Hypergradient Descent¶

Accelerated descent methods are either extremely sensitive to the learning rate, or fo to great lengths to adapt the learning rate during execution. The learning rate dictates how sensitive the method is to the gradient signal. (A the rate is too high or too low often drastically affects performance).

Hyper gradient descent was developed by looking at the derivative of the learning rate to improve the performance of an optimizer. A hypergradient is the derivative taken with respect to a hyperparameter. Hypergradient reduces the sensitivity to the hyperparameter, allowing to adapt more quickly.
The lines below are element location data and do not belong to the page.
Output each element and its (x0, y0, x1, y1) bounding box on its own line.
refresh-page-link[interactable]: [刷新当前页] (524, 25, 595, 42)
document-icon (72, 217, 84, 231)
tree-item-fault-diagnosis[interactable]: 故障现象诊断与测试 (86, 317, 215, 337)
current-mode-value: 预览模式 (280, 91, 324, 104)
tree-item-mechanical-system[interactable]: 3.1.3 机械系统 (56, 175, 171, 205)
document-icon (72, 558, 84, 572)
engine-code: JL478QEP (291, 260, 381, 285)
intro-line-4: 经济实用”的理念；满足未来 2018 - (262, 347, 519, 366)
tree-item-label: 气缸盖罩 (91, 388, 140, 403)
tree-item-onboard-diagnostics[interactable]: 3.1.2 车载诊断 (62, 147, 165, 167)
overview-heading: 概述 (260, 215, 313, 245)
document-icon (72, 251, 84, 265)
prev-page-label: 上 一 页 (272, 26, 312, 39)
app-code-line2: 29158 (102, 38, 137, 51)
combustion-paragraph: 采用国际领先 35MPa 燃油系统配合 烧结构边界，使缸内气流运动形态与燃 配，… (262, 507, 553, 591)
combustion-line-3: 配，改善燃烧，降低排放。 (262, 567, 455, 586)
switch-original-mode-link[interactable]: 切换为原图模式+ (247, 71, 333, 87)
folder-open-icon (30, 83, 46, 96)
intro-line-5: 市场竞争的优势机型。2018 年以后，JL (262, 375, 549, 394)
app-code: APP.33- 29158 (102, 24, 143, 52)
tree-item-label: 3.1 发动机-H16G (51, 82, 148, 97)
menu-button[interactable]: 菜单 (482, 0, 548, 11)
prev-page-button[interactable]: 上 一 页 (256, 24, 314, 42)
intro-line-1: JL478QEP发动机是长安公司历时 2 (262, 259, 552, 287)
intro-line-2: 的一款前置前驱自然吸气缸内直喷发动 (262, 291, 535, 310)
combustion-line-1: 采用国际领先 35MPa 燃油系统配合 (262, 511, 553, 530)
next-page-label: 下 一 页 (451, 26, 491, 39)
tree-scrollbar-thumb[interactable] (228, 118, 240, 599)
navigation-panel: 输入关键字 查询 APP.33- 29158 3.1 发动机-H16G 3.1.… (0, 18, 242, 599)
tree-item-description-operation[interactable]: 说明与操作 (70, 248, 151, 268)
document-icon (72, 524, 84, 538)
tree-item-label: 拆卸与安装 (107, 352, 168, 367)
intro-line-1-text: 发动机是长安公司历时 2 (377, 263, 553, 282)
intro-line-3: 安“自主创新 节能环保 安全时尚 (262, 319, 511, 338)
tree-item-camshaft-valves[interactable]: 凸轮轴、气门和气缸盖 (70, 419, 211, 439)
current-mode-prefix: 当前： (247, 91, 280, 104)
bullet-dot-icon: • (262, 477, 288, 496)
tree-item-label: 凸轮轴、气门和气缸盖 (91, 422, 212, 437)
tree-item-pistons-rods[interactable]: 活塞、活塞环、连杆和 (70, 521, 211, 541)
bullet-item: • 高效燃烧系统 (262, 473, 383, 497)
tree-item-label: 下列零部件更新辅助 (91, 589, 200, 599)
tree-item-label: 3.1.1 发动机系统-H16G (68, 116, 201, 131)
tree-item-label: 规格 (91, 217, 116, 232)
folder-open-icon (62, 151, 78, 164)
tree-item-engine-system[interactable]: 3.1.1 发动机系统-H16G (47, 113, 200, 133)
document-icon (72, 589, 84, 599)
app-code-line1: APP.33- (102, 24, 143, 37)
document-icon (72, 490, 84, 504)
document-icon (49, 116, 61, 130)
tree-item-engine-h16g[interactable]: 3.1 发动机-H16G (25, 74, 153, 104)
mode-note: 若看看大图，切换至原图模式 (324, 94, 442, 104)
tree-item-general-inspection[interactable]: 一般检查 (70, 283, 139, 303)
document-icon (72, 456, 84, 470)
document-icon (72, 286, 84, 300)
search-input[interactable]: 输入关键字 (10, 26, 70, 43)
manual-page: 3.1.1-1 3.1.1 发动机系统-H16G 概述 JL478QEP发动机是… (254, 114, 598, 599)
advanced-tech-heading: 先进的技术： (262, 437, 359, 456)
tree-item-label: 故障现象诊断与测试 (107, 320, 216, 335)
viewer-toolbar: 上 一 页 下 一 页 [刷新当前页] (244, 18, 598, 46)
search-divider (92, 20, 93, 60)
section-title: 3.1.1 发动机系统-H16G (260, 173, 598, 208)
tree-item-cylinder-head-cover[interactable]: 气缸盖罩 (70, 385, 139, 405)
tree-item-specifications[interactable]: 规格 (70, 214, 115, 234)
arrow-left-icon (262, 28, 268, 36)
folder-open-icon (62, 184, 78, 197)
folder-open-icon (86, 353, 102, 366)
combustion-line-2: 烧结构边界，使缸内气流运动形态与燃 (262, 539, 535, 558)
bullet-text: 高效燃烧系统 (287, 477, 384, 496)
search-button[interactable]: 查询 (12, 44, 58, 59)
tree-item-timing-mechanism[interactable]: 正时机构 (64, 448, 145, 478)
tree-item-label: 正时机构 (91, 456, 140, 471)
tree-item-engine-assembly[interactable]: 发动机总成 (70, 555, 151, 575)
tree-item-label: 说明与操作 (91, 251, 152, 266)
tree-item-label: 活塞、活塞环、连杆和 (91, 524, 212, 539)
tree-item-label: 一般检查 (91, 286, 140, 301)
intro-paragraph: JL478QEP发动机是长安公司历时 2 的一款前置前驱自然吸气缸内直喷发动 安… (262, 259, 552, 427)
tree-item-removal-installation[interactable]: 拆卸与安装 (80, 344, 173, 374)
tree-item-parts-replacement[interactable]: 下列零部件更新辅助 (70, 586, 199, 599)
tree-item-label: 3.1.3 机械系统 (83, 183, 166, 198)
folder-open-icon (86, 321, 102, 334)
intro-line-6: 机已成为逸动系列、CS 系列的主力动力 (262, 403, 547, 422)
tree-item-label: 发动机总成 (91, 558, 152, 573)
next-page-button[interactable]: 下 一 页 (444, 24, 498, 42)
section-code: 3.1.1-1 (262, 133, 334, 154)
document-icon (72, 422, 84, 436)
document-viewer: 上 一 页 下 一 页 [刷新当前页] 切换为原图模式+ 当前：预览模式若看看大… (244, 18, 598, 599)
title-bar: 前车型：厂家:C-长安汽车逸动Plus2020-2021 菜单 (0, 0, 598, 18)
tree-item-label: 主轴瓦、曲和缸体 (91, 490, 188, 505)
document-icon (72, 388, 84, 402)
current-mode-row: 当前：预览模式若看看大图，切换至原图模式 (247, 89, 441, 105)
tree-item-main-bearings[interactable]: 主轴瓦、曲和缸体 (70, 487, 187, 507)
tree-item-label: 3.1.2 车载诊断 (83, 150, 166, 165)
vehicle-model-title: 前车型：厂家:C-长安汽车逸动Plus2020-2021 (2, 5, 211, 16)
Hyper gradient descent applies gradient descent to the learning rate of an underlying descent method. The method requires that the partial derivative of the objective function with respect to the learning rate.

Gradient Descent¶

An example of hypergradient descent for gradient descent:

\[ \begin{align}\begin{aligned}\begin{split} \frac{\partial f(x^{(k)})}{\partial \alpha} = (g^{(k)})^T \frac{\partial}{\partial \alpha}(x^{(k-1)} - \alpha g^{(k-1)}) \\\end{split}\\= (g^{(k)})^T (-g^{(k-1)}) \end{aligned}\end{align} \]

Computing Hypergradient requires keeping track of the last gradient. The update rule becomes:

\[\begin{split} \alpha^{(k_1)} = \alpha^{(k)} - \mu \frac{\partial f(x^{(k)})}{\partial x} \\ = \alpha^{(k)} + \mu (g^{(k)})^T g^{(k-1)} \end{split}\]
  • \(\mu\) is the hypergradient learning rate.